O esqueleto incómodo e uma ilha deserta

Deve estar agora a fazer vinte anos que ouvi Carlos Moura, o meu professor de História da Arte na Faculdade de Ciências Sociais e Humanas da então Universidade Nova de Lisboa, revelar qual o livro que levaria para uma ilha deserta. Todos os outros comentários que teceu em torno da obra varreram-se-me. Mas a imagem…

Sendo o professor um homem tão culto, sério e conhecedor, eu sabia que a recomendação não era feita de ânimo leve. Por isso, lá fui comprar o livro – na verdade dois grossos volumes (o preço dos meus exemplares está marcado em escudos, o que me leva a pensar que até já passaram mais de vinte anos…) – para o caso de algum dia ir parar a uma ilha deserta e me ser concedido o desejo de escolher o que levaria para ler.

O livro em causa é O Mediterrâneo e o Mundo Mediterrânico no Tempo de Filipe II, de Fernand Braudel. O primeiro volume acompanhou-me nas últimas férias, que é o mais parecido com uma ilha deserta que conheço.

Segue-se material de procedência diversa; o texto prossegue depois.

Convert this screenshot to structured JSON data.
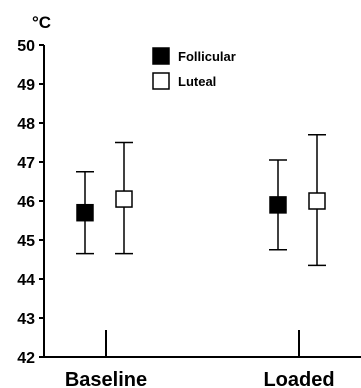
{
  "chart_data": {
    "type": "scatter",
    "unit_label": "°C",
    "categories": [
      "Baseline",
      "Loaded"
    ],
    "ylim": [
      42,
      50
    ],
    "yticks": [
      "42",
      "43",
      "44",
      "45",
      "46",
      "47",
      "48",
      "49",
      "50"
    ],
    "grid": false,
    "legend_position": "top-center",
    "series": [
      {
        "name": "Follicular",
        "marker": "filled-square",
        "color": "#000000",
        "means": [
          45.7,
          45.9
        ],
        "lower": [
          44.65,
          44.75
        ],
        "upper": [
          46.75,
          47.05
        ]
      },
      {
        "name": "Luteal",
        "marker": "open-square",
        "color": "#000000",
        "means": [
          46.05,
          46.0
        ],
        "lower": [
          44.65,
          44.35
        ],
        "upper": [
          47.5,
          47.7
        ]
      }
    ]
  }
}
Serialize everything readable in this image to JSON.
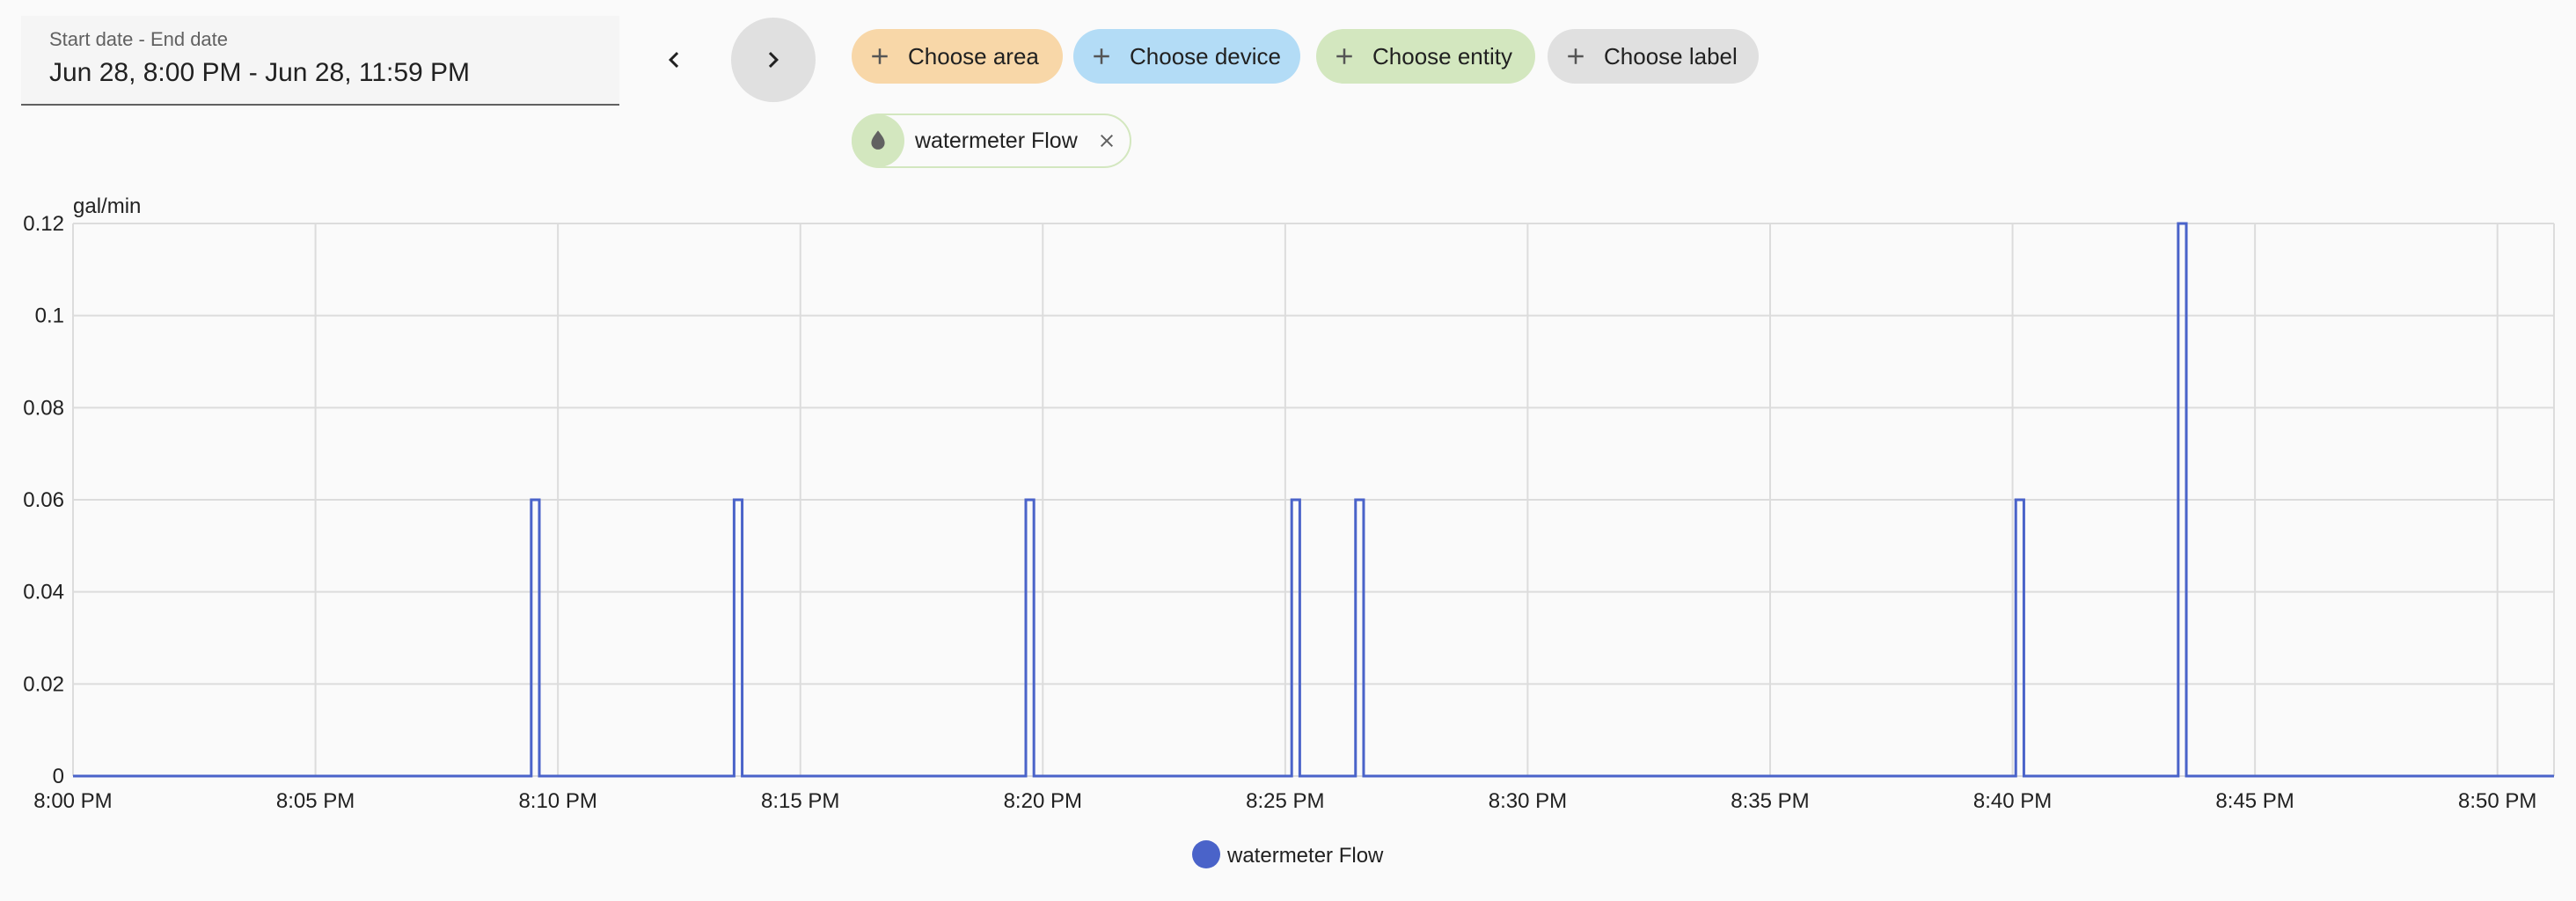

Este retrato do Mare Nostrum, como lhe chamaram os romanos, começa pela caracterização da paisagem, das culturas, das correntes, do clima. Braudel tentou desconstruir certas ideias feitas, como a de um mundo mediterrânico feito de planícies, de clima temperado propício à oliveira e às árvores de fruto. «O dado adquirido», contrapõe, «é de uma unidade arquitetural desse espaço mediterrânico de que as montanhas constituem o ‘esqueleto’: um esqueleto incómodo, desproporcionado, omnipresente, cujos ossos por todo o lado furam a pele».

Entre os historiadores, que sempre se basearam em papéis, registos, cartas, contratos, esta ideia de «distinguir, a partir do espaço, o que é repetição, lentidão, permanência», de sublinhar «o imóvel, ou o quase-imóvel», deve ter parecido uma loucura, uma blasfémia ou uma iluminação. De facto, Braudel desconfiava muito da História feita exclusivamente nas bibliotecas e arquivos. Vejamos, a esse propósito, uma passagem deliciosa sobre o inverno, período em que muitas das atividades paravam e se faziam planos para o futuro. «Para os próprios governos, é a ocasião dos projectos e das grandes discussões. O trabalho dos estados-maiores aumenta desmedidamente. O Inverno é o período dos arquivos sobrecarregados. Diríamos de bom grado: arquivos de Inverno, a utilizar sempre com precaução pelos historiadores. Nada apressa. É a boa ocasião para discutir, para prever e, finalmente, para construir, preto no branco. […] E as grandes páginas escurecem de tinta… As grandes ideias, os planos maravilhosos que os historiadores analisam com respeito e convicção, quantas vezes não amadureceram ao calor de um braseiro, num quarto bem calafetado, enquanto lá fora, em Madrid ou algures, se desencadeava o cierzo, o vento de neve oriundo das montanhas». E conclui com ironia: «Tudo está previsto e, como tantas vezes, nada se executará».

O Mediterrâneo e o Mundo Mediterrânico é um livro de uma riqueza prodigiosa, esmagadora. Envolve geografia, meteorologia, economia, estatística… Mas creio que nunca é tão rico como quando fala de escassez e do atraso. «Montanhosa, excessivamente compartimentada, prisioneira da sua pobreza, a Sardenha vive essencialmente virada para si própria, e constitui por si só um continente, com língua própria, os seus costumes, a sua economia arcaica, e a sua vida pastoril que em muitas regiões se processa ainda segundo os moldes do tempo do Império Romano». E cá estamos nós a falar novamente de ilhas. Eu sabia que havia uma razão forte para o meu professor mencionar a tal ilha deserta.